Besides innovation in methodology, we observe a research gap where prior works mainly considered pre-trained zero-shot evaluation, while the performance of quantized fine-tuned models remains unexplored. Our results open the door to a new benchmark for approaches that directly optimize the SFT objective on quantized models. We further illustrate the existing research gap in figure on accuracy-vs-training-time tradeoffs. Note that RoSTE achieves better accuracy than existing methods on SFT benchmark with a moderate training overhead.

最终决定

This paper proposes a new quantization-aware supervised fine-tuning method with efficiency by leveraging adaptive rotation strategy to reduce activation outliers for large langage models.

This paper has mixed scores such as three acceptance and one weak reject.

The main concerns were speedup effects, memory usages, and large requirement of GPU resources.

During the rebuttal, some major concerns seemd to be addressed, and GPU requirement issue still remains.

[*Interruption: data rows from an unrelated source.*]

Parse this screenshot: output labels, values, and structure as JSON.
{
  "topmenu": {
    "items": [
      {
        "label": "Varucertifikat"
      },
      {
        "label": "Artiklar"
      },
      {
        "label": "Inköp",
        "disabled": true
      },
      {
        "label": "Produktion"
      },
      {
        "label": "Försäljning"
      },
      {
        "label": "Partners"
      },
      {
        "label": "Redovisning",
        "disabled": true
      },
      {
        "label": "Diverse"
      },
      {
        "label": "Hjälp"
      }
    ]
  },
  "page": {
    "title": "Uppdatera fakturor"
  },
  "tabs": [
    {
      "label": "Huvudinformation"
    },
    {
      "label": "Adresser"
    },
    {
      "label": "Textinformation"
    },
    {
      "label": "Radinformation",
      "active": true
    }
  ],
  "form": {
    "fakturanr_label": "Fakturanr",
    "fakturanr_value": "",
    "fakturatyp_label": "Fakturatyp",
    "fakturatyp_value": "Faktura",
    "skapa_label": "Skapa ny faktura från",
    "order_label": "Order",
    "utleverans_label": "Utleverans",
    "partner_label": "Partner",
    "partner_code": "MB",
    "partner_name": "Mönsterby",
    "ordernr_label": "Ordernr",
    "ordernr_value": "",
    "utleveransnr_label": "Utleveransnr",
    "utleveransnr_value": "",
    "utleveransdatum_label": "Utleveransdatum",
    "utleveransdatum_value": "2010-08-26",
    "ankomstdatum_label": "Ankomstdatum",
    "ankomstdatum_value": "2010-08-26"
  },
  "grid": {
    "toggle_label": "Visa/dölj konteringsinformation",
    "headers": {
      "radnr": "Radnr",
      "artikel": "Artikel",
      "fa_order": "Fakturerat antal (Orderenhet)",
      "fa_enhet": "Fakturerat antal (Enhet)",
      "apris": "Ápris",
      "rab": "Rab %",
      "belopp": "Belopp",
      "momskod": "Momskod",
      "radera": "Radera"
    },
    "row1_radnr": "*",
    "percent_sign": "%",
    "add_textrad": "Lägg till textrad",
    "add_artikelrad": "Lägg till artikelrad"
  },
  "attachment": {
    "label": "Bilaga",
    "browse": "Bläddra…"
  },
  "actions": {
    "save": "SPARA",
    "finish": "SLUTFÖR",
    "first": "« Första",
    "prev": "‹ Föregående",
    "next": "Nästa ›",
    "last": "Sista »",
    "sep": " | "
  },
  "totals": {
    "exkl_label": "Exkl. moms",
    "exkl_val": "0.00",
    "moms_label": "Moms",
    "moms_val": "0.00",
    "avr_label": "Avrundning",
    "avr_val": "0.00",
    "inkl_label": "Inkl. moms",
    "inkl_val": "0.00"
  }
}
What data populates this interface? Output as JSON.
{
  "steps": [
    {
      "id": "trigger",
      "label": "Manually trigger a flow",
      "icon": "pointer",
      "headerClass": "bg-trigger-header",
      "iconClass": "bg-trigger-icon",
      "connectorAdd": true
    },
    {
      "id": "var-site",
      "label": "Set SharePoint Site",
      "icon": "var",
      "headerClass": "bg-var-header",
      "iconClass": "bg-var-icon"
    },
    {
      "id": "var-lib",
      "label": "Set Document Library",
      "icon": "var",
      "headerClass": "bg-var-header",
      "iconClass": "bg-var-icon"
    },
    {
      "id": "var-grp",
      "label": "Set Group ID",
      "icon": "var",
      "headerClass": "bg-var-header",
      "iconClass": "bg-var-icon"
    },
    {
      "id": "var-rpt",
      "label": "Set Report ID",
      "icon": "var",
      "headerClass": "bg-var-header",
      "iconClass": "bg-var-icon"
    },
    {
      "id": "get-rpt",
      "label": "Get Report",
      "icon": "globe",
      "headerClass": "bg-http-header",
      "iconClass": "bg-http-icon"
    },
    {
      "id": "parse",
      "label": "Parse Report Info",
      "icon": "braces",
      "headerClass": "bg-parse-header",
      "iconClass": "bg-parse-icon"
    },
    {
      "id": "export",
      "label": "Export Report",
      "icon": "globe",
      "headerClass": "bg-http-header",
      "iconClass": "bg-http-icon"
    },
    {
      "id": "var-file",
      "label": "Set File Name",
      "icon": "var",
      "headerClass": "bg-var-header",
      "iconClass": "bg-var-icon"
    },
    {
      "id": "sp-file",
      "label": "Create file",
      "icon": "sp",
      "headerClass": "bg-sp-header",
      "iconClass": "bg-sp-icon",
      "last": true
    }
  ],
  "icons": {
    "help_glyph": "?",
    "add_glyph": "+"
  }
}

For clear decision, AC discussed with the reviewers. AC also agree that 2 nodes of H100 is quite high requirement compared to PEFT appraoch such as QLoRA. However, it is natural that PEFT's GPU requirement is much smaller than that of SFT. For SFT, 2 nodes are typical and practical cases in real-world LLM SFT applications.

Therefore, AC recommends accpeting this paper and asks the authors to clarify this issue.